From Memories to Maps: Mechanisms of In-Context Reinforcement Learning in Transformers
Ching Fang, Kanaka Rajan
TL;DR
This work investigates how episodic memory enables rapid in-context reinforcement learning in transformers by training decision-pretrained transformers on gridworld and tree-maze planning tasks. It shows that rapid adaptation arises from memory-based computations stored in context-memory tokens, not from traditional model-free or model-based strategies, and that representations exhibit in-context structure learning with cross-context alignment. Through rigorous attribution and decoding analyses, the authors demonstrate that decisions rely on cached intermediate computations rather than full path planning, and that memory tokens encode coordinates and path information in a hippocampal-like manner.
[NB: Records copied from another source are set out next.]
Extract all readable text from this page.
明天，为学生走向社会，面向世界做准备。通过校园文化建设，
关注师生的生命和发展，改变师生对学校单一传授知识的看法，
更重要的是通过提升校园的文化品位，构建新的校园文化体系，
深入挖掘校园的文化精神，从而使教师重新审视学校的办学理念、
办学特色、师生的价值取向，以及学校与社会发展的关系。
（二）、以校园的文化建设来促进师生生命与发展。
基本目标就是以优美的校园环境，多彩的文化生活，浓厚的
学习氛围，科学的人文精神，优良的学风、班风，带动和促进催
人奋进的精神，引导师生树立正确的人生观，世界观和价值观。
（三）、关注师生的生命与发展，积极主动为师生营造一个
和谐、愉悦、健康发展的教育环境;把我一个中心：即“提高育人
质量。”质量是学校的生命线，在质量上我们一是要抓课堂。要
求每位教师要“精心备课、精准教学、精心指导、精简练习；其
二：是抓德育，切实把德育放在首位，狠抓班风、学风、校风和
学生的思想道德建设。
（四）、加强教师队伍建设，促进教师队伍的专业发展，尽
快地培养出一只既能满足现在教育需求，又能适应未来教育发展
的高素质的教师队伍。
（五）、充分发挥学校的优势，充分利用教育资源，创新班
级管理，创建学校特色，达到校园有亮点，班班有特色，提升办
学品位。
The findings propose memory as a computational workspace supporting flexible, rapid adaptation in novel environments, with implications for understanding natural cognition and guiding future memory-augmented architectures.
Abstract
Humans and animals show remarkable learning efficiency, adapting to new environments with minimal experience. This capability is not well captured by standard reinforcement learning algorithms that rely on incremental value updates. Rapid adaptation likely depends on episodic memory -- the ability to retrieve specific past experiences to guide decisions in novel contexts. Transformers provide a useful setting for studying these questions because of their ability to learn rapidly in-context and because their key-value architecture resembles episodic memory systems in the brain. We train a transformer to in-context reinforcement learn in a distribution of planning tasks inspired by rodent behavior. We then characterize the learning algorithms that emerge in the model. We first find that representation learning is supported by in-context structure learning and cross-context alignment, where representations are aligned across environments with different sensory stimuli. We next demonstrate that the reinforcement learning strategies developed by the model are not interpretable as standard model-free or model-based planning. Instead, we show that in-context reinforcement learning is supported by caching intermediate computations within the model's memory tokens, which are then accessed at decision time. Overall, we find that memory may serve as a computational resource, storing both raw experience and cached computations to support flexible behavior. Furthermore, the representations developed in the model resemble computations associated with the hippocampal-entorhinal system in the brain, suggesting that our findings may be relevant for natural cognition. Taken together, our work offers a mechanistic hypothesis for the rapid adaptation that underlies in-context learning in artificial and natural settings.